2
responses

Hello everyone,

This is my first time posting in this community forum, so any help would be greatly appreciated.

I've been working with NxLog and ElasticSearch for a few months now and I've had mostly no issues with it until very recently, where a new ElasticSearch index was created in order to accomodate the new structure of our logs. With that, we also had to update our existing nxlog.conf file.

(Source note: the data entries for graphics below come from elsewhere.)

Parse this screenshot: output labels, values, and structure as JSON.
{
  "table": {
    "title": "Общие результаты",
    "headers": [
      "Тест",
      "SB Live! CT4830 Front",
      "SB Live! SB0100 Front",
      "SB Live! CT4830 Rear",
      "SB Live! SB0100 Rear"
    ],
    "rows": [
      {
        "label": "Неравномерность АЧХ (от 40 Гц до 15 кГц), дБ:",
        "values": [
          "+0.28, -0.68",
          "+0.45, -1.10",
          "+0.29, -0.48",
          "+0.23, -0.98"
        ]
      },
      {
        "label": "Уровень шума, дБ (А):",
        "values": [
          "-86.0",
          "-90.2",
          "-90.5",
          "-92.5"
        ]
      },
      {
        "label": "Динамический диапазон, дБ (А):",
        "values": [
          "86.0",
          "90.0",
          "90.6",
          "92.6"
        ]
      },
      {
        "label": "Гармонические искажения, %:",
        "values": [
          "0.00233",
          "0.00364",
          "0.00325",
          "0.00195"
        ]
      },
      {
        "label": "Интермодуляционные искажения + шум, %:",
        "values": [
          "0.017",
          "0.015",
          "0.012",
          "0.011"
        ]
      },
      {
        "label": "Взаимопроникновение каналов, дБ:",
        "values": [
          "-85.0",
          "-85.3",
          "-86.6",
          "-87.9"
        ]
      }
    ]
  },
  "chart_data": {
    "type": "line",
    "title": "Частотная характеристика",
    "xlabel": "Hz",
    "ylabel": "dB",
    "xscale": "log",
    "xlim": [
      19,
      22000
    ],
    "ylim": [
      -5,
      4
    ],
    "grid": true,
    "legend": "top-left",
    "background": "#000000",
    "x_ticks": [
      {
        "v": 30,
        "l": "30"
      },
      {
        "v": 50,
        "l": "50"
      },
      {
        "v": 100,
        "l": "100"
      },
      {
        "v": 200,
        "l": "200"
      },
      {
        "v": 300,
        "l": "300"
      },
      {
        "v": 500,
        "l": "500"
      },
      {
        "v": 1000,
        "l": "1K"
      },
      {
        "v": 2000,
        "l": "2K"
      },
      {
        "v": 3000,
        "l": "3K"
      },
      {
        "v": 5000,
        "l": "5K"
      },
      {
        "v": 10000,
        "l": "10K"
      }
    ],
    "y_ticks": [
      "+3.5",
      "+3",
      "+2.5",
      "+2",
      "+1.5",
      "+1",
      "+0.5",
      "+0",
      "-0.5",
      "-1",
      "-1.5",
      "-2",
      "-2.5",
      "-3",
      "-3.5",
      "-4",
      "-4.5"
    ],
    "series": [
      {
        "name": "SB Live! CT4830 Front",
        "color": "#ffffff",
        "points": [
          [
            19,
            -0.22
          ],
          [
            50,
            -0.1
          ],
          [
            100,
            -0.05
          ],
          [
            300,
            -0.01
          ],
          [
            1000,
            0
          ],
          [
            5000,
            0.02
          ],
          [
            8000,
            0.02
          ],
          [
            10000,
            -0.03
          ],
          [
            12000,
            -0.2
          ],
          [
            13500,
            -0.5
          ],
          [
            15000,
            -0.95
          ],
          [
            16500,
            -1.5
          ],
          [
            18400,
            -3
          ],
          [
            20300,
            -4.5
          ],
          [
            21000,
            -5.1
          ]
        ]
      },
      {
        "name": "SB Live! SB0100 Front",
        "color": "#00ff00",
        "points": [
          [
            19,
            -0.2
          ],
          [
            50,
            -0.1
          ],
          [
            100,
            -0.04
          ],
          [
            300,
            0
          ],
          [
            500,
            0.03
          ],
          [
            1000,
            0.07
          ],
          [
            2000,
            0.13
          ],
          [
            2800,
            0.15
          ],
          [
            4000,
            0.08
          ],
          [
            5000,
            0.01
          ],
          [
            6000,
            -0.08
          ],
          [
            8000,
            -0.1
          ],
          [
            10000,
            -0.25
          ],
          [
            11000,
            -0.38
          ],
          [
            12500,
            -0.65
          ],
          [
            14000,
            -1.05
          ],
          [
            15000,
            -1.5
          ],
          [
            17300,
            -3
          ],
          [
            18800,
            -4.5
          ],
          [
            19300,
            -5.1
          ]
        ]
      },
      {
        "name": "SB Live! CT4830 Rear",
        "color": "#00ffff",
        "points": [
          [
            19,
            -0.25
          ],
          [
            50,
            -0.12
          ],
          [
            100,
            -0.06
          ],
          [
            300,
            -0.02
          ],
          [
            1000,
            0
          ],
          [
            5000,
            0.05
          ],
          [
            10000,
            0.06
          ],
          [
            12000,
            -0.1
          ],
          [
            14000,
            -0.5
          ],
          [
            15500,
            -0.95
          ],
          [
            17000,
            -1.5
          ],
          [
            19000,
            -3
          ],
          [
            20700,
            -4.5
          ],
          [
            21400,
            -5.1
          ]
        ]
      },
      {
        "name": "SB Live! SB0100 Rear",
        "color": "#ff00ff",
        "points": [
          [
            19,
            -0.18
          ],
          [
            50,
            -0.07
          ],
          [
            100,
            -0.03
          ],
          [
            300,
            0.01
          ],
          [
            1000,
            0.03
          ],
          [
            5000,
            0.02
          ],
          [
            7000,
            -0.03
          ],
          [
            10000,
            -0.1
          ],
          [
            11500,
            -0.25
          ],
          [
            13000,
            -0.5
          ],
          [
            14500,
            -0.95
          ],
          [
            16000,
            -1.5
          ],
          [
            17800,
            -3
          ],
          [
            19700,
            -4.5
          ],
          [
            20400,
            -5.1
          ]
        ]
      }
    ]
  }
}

We have about 3 different ElasticSearch endpoints with the same setup that we currently work with, and at one point during the week we had run out of storage space. After increasing the storage size for all 3 endpoints, two environments appeared to continue sending new information up to ElasticSearch with no further problems. However, the third environment's NxLog services appear to be stuck in both existing AWS instances and newly created instances, repeating the following NxLog log entry over and over:

2016-04-29 15:33:12 INFO connecting to search-stage-logging-udf7h4lq2bsm245ciawp2stcvu.us-east-1.es.amazonaws.com:80
2016-04-29 15:33:12 INFO reconnecting in 1 seconds
2016-04-29 15:33:12 ERROR ### PANIC at line 2456 in module.c/nx_module_pollset_add_socket(): "failed to add descriptor to pollset: Not enough space ; [cannot dump backtrace on this platform]" ###

This was the log entry that we initially discovered that alerted us we had run out of space in ElasticSearch. However, the ElasticSearch dashboard does not show a lack of space anymore, so it's a bit confusing why NxLog would continue to output log entries in the other two environments

Basically, I have two questions:
1. Is this a type of scenario where the NxLog service's working state has been stuck unable to see there is space available? Or does the fault lie with ElasticSearch not showing storage space correctly?
2. If the Nxlog service has been stuck in this state, is there a configuration or some other automated procedure for NxLog to get the service to restart itself on multiple failures?

 

If anyone has gone through a similar experience, any tips would be greatly appreciated. Thank you for your time.

AskedMay 2, 2016 - 8:37pm

Answer (1)

Sounds like you have ran into a bug.  The error "Not enough space" usually means that the process ran out of memory and it's not related to disk storage space. Can you check the memory usage in process monitor?

Comments (1)

  • horstp's picture

    I get a similar message at time. When it happens, my checkpoint connection fails and I have to restart nxlog.

    2017-11-21 12:53:27 ERROR apr_file_write failed;No space left on device
    2017-11-21 12:53:27 ERROR apr_file_write failed;No space left on device
    2017-11-21 12:53:27 ERROR ### PANIC at line 2467 in module.c/nx_module_pollset_add_file(): "failed to add descriptor to pollset: Bad file descriptor ;backtrace:;/opt/nxsec/bin/nxlog(nx_append_backtrace+0x66) [0x441842];/opt/nxsec/bin/nxlog(_nx_panic+0x15c) [0x417a0b];/opt/nxsec/bin/nxlog(nx_module_pollset_add_file+0x1bd) [0x425f43];/opt/nxsec/libexec/nxlog/modules/output/om_file.so(+0x319c) [0x7f9876d4d19c];/opt/nxsec/libexec/nxlog/modules/output/om_file.so(+0x3f20) [0x7f9876d4df20];/opt/nxsec/bin/nxlog(nx_event_process+0x212) [0x419a1b];/opt/nxsec/bin/nxlog() [0x46011b];/opt/nxsec/bin/nxlog() [0x4513f4];/lib64/libpthread.so.0() [0x324cc07aa1];/lib64/libc.so.6(clone+0x6d) [0x324c4e8bcd]" ###
    2017-11-21 12:53:27 ERROR apr_file_write failed;No space left on device
    2017-11-21 12:53:27 ERROR last message repeated 2 times
    2017-11-21 12:53:27 ERROR subprocess '29444' returned a non-zero exit value of 1

    This happens at random intervals, but it seems that every time it happens, I find those log entries in the nxlog logfile. Disk storage is fine, as is the inode count.